5/08/2007

spoiled brats




dare i say it?
we - and we being christians of the western hemisphere, particularly those of america and self included - are spoiled brats.

i've oft thought this. i remember returning from the philippines at the age of 16. my parents and i had spent a year there serving as missionaries. i had great difficulty adjusting back to life here with so much after having not only seen a world with so little but having lived with so little. and been so happy.

and i must confess that at times i've prided myself on having difficulty adjusting back. it showed how unmaterialistic i was or had become. how culturally aware i was. how in tune i was to the rest of the world. and i have been because of that experience. it forever altered the way i saw my culture, my country, myself and my religion.

but i found myself this week once again aware just how spoiled we - and me - are.

this weekend was missions' weekend at my church complete with video about the czech republic, brief interview with a couple we are sending to the czech republic, video on poland and a pastor from poland who preached (which is a whole another post). we also did a live feed from a country in the middle east where we have missionaries.

and what they said made me ashamed to be not simply an american but a christian american. now let me say i love my country and am thankful that for whatever reason i was born "here" and not in a million other possible "theres". and my shame is not the kind of shame that wants to deny either of those facts - that i am a christian and that i am an american. but the kind of shame a parent feels when their child who they love, who has such potential and great qualities throws a grand stage fit in the grocery aisle complete with wailing, flinging of arms, and kicking that threatens to bring down the display of cheerios cereal boxes. for a moment every parent who experiences this looks for the nearest exit and contemplates if an escape is possible. you cringe that your child could behave this way and why must they of all places and times do it now. and that is how i felt sunday as i listened, we who have so much potential, so many resources, who have done so many great things - why must we throw our tantrum here and now in this world.

this missionary couple explained that God was moving. they knew He was moving because of the recent signs they had had in the country. signs such as the recent death of christians brutally murdered for their faith. and i was stuck. here in america we complain, we fear, we want to take up political arms and fight because we are being persecuted, our rights are being taken away, eroded ever so slowly. we hear the plea of so many well known christians that the end is coming and that we will soon be a country where God does not exist, that God is bringing His punishment and soon we won't even be able to say His name and this is all proof that God is no longer with us like He was before.

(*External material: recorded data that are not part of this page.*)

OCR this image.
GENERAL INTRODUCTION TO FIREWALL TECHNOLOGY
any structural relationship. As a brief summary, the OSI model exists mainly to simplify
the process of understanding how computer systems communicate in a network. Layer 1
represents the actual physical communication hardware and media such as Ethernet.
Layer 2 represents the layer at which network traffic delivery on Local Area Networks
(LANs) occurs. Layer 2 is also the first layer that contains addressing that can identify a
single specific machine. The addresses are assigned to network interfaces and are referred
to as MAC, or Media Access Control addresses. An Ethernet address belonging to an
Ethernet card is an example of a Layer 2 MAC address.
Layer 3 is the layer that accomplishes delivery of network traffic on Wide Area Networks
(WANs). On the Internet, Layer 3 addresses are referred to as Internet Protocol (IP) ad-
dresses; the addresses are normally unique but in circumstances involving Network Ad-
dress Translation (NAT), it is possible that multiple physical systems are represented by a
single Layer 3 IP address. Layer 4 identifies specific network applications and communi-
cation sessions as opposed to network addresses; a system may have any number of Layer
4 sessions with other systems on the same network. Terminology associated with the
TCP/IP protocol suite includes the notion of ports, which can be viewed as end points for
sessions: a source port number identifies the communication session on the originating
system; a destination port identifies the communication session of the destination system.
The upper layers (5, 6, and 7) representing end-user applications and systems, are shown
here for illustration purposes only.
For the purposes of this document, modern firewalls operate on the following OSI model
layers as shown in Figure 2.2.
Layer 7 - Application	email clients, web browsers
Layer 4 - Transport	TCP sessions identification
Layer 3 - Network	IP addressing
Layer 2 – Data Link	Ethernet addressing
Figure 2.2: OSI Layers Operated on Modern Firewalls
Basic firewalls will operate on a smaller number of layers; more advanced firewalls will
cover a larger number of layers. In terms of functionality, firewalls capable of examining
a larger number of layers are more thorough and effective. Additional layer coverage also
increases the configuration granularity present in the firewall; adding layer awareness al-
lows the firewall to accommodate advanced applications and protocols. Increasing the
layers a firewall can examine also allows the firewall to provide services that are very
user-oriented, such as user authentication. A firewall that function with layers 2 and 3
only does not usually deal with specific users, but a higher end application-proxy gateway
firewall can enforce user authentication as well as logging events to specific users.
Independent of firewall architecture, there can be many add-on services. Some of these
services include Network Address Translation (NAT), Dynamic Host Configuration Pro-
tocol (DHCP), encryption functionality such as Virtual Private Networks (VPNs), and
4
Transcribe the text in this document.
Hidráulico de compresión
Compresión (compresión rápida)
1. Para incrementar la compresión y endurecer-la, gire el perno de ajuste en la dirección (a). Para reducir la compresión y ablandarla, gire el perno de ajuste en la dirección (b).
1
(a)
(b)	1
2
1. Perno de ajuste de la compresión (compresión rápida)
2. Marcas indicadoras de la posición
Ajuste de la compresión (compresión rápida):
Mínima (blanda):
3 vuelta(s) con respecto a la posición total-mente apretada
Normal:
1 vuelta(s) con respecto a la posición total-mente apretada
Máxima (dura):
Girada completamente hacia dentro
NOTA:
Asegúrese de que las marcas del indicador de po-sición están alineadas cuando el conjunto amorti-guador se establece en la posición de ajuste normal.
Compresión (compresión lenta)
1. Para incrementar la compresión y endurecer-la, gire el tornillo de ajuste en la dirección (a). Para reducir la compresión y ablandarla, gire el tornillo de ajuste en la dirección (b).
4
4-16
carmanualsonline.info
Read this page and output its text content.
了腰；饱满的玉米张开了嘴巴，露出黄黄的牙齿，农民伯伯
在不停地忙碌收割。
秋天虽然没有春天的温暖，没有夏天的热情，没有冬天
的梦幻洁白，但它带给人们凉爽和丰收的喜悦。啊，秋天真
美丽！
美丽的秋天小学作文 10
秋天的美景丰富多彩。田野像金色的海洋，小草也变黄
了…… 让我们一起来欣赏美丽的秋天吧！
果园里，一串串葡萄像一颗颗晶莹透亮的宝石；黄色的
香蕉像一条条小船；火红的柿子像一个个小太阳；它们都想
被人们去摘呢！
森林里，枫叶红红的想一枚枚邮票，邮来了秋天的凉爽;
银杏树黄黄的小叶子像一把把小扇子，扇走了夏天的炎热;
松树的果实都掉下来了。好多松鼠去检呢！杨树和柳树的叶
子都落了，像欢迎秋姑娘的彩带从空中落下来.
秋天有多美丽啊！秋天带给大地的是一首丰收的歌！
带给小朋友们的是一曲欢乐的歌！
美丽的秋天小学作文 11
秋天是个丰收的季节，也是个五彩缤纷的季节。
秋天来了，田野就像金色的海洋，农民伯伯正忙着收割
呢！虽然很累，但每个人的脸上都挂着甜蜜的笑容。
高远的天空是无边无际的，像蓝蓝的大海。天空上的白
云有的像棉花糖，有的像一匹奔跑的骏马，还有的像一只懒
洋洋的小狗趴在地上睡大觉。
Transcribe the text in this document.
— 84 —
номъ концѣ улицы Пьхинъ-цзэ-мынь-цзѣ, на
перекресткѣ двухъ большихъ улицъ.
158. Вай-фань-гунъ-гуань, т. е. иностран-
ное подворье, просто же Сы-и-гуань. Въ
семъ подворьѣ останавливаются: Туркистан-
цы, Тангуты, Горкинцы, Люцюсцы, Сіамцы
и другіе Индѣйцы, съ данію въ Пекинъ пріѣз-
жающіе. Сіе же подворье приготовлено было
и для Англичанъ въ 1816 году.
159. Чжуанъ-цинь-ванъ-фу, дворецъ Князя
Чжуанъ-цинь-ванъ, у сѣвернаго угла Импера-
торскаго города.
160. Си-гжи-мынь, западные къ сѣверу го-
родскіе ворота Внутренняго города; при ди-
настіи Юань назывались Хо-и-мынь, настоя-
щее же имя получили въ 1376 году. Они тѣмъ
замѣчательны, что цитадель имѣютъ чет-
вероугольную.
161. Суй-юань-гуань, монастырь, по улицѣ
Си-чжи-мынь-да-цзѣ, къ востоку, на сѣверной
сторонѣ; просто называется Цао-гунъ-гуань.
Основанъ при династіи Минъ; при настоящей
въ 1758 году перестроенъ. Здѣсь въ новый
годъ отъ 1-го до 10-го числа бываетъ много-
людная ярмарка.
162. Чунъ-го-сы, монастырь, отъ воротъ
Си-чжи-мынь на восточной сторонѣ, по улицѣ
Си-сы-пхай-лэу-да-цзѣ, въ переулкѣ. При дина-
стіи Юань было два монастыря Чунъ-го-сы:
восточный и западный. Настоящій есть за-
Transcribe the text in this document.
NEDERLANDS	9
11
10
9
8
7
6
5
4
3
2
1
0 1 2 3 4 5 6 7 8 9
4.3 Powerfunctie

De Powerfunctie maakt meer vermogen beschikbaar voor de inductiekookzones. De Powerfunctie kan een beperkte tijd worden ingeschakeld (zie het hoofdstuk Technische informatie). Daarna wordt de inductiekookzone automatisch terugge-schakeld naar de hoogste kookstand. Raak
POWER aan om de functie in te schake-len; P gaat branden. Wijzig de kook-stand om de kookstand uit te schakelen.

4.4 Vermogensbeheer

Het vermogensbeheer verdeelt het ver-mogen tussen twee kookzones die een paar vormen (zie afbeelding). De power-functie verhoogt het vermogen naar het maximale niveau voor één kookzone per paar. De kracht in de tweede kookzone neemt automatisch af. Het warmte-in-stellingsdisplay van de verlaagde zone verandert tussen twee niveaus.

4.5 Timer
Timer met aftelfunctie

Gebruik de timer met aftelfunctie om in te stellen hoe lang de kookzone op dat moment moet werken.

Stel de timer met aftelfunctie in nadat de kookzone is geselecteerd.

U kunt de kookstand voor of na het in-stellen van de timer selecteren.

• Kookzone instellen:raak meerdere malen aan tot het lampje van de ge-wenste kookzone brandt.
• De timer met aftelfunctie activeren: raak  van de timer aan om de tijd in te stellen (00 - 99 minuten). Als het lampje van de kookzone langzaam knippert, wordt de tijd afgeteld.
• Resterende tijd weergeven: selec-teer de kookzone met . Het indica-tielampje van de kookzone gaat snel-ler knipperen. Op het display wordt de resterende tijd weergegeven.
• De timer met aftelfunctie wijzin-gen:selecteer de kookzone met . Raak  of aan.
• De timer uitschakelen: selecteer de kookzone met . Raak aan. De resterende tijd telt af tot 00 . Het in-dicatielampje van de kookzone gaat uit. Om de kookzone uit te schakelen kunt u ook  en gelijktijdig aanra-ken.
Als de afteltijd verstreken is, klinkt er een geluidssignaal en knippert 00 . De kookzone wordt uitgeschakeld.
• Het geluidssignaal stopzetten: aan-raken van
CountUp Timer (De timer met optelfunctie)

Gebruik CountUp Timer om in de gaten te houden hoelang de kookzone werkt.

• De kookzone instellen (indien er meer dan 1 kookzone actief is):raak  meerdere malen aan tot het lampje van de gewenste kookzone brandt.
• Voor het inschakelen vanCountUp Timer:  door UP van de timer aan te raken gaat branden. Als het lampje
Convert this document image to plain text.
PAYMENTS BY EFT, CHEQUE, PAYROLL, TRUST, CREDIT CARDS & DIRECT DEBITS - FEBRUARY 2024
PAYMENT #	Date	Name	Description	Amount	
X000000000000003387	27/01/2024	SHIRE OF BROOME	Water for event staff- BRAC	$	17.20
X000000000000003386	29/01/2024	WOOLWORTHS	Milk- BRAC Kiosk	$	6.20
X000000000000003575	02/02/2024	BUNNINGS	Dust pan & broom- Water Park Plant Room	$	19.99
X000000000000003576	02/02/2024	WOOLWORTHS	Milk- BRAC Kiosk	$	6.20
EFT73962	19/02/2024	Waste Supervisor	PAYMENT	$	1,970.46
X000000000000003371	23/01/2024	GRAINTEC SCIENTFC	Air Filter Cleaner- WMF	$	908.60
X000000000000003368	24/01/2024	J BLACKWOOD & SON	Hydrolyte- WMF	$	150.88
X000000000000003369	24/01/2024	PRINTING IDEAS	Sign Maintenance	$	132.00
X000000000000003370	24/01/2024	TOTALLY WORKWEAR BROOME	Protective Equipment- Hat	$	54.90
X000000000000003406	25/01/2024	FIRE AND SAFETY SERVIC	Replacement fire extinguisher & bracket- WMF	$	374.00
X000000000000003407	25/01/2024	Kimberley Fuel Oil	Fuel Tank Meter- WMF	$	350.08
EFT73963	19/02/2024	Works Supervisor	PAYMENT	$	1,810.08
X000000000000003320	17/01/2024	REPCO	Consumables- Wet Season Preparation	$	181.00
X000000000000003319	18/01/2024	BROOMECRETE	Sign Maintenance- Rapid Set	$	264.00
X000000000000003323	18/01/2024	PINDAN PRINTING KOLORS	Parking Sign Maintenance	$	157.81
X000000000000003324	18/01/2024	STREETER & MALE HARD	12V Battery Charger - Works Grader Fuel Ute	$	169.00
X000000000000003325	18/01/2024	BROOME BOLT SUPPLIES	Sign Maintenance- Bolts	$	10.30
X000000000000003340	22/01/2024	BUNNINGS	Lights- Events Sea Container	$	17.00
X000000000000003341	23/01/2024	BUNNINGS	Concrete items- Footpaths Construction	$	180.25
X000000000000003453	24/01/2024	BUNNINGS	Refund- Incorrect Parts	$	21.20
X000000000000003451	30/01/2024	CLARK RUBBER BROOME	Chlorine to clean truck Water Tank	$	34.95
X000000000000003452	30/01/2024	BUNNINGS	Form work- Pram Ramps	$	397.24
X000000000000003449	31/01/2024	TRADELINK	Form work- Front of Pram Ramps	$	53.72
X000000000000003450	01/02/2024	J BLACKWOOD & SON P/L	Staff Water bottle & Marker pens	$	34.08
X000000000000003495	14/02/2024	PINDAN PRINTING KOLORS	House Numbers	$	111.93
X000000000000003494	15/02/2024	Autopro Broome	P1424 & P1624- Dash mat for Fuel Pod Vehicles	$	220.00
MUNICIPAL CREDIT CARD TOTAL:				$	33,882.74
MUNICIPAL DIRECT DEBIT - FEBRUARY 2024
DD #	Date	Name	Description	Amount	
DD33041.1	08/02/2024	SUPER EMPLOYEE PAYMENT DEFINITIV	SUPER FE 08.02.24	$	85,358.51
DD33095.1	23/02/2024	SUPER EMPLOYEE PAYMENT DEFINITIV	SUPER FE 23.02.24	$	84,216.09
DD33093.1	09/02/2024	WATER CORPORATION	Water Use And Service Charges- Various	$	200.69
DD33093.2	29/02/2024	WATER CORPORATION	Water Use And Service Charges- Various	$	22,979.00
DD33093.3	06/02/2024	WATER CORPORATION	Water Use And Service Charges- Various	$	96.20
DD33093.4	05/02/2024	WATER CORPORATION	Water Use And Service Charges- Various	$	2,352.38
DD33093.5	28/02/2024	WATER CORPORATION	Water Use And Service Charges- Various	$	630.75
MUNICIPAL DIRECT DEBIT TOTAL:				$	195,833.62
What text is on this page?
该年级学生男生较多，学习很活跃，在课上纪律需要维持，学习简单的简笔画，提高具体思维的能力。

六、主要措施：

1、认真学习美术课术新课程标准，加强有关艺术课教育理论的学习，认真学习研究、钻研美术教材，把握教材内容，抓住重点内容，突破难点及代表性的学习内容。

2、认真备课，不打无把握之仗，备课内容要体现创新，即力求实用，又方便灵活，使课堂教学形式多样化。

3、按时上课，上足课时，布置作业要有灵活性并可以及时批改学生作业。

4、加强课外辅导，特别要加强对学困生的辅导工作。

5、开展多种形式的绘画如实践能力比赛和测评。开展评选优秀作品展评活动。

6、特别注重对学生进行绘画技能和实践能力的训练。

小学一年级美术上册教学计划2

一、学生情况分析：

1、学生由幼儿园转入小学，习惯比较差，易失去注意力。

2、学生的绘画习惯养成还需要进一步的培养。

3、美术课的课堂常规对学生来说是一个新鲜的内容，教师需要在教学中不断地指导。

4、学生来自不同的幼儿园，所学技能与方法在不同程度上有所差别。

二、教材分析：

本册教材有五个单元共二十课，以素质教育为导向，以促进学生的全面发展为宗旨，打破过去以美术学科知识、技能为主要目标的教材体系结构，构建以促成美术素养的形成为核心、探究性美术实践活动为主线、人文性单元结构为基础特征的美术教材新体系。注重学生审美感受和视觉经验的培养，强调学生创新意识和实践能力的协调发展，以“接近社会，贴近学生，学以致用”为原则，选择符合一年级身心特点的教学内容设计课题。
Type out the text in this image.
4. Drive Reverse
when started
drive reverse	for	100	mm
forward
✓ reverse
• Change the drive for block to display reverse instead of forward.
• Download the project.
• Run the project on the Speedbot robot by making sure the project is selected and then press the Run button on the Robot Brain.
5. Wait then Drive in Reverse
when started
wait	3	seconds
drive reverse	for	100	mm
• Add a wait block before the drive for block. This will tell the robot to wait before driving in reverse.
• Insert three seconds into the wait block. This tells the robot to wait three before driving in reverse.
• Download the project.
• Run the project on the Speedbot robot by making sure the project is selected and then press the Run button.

and while everything listed above may have truth, it's not the truth of it but our attitude that i question. we see our "persecution" and pending "persecution" as evidence that God is not moving, that God is withdrawing His grace and His love and His blessing, that the world is going to hell in an handbasket (whatever a handbasket is and why one goes to hell in one are a mystery to me) and yet these individuals and so many throughout the world see the persecution as a "sign" that God is moving, that God is coming not just to bring justice and righteousness and punish the evil doers but to draw men to Him. the families of these men, the couple went on, our blessing others by their forgiveness. their persecution is a sign that God is loving and has grace and blessing.

i think of the early church. it was persecution that caused the gospel to spread because the gospel bearers were forced to flee, to move, to go into the world and engage their world for their very survival. perhaps our "persecution" and our pending "persecution", the removal, the eroding of our rights further and further and the secularization of a nation are God - in His mercy, in His grace, in His love - sending us out to engage our world so that men and women will be drawn to Him.

maybe He's drawing us to Him. unfortunately, perhaps we can't see that because we are too busy throwing a tantrum in the grocery aisle.